Admittedly that sounded very sickeningly fairy-tale like, but who was I to care? With Alex gone it wasn't as if anyone had a clue as to what I was thinking.

I still couldn't understand how he did that, I guess it was just him, just something he was made to be good at, but that was way too simple especially for Alex.

It was honestly a miracle that Cassadee had let me go out on my own in the state of worry she was already in, but Flyzik had been most definitely proving to be very persuasive, putting forward the very true fact that I hadn't actually stepped outside a house for the last month which most definitely wasn't healthy. After that she let me go, albeit very reluctantly, but I tried to push my conscience aside and leave whilst I could.

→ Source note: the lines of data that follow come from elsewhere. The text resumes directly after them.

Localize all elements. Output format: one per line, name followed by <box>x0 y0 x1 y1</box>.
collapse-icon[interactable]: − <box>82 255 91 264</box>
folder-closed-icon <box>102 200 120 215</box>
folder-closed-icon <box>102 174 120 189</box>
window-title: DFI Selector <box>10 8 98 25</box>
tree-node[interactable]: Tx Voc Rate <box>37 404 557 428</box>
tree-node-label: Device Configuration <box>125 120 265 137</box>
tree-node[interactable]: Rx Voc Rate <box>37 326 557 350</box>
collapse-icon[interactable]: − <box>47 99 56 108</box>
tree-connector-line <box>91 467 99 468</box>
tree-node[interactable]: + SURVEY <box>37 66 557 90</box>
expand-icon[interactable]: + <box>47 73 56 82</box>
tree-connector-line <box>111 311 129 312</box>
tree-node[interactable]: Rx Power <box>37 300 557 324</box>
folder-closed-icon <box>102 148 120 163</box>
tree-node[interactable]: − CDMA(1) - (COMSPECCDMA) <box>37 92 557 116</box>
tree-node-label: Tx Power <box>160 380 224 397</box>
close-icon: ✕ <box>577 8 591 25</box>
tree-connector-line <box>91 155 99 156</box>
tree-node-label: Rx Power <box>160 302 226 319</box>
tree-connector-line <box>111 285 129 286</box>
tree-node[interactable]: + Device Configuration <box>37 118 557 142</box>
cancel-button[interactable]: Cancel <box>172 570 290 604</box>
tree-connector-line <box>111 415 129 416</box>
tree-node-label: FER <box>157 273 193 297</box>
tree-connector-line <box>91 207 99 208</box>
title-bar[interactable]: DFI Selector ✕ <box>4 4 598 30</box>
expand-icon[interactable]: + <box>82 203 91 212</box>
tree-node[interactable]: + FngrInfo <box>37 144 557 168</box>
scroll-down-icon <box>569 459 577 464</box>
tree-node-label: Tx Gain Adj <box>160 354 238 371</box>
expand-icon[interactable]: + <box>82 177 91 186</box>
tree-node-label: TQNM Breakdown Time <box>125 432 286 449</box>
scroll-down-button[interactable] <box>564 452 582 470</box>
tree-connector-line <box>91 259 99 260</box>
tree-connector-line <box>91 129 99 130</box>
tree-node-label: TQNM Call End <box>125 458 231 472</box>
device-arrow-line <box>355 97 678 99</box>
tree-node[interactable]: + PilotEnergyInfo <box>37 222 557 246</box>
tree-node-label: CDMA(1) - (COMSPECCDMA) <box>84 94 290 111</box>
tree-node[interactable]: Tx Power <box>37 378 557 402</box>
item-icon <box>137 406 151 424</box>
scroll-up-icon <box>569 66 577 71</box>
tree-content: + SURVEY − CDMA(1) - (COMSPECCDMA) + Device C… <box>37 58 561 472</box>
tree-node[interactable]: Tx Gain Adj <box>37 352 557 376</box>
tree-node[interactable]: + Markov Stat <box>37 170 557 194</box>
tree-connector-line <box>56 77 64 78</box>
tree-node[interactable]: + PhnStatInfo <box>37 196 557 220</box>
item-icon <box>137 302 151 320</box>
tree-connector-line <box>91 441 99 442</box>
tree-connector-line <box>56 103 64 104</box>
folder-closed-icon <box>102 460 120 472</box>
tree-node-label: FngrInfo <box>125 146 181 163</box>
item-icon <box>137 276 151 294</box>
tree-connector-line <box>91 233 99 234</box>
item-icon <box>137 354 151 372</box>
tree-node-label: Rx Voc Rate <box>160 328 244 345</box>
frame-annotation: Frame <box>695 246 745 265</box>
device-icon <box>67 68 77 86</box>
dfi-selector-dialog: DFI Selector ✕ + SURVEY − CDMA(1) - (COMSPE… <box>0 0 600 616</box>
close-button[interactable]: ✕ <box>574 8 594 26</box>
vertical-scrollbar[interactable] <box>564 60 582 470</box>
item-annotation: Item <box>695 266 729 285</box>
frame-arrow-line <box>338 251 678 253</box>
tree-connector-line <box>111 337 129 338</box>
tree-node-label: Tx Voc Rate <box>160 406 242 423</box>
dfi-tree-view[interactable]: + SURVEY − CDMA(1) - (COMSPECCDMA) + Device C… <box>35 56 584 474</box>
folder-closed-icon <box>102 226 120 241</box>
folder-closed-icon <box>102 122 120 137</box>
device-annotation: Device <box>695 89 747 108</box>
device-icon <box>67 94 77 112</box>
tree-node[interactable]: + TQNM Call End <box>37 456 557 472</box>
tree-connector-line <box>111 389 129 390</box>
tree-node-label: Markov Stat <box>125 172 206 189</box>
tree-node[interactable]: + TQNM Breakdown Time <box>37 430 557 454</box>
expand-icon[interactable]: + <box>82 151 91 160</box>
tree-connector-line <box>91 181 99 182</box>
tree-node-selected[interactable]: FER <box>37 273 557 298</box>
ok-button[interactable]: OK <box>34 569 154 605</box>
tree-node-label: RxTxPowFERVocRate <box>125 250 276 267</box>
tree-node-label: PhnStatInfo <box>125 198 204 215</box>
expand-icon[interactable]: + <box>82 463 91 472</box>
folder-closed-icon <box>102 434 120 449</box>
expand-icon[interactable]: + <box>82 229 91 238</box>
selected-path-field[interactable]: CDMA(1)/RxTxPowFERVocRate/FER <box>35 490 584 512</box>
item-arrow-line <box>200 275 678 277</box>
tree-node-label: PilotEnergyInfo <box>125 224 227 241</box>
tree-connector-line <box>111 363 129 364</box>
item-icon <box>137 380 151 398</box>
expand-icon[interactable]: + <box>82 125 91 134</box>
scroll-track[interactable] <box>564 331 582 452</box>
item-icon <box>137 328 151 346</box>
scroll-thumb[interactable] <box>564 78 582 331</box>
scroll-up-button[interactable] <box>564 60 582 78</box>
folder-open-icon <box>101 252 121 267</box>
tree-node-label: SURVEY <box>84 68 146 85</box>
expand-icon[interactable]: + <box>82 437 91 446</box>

It was all so fucking weird man, especially when I realised that I hadn't felt the sun on my skin for what felt like forever, leaving me to wonder just how fucking sickly pale I was. I'd probably get radiation poisoning from standing under the sun's rays for over a second.

As I continued on my journey through the park, I found myself approaching a play park that was just all too familiar and it didn't take me all that long to recognise it as the play park.

My head hurt just a little from that, especially from the realisation as to how close to home I was right now, because with staying with Alex and then Cassadee I hadn't had a clue as to where the fuck in the country I was. With Alex I could have easily even been in a different country.

I found myself sitting down on a bench underneath the enormous oak tree - that enormous oak tree. The oak tree that held more memories than anything ever should.

I remember this tree all too fucking well, and to say it hurt was simply an understatement.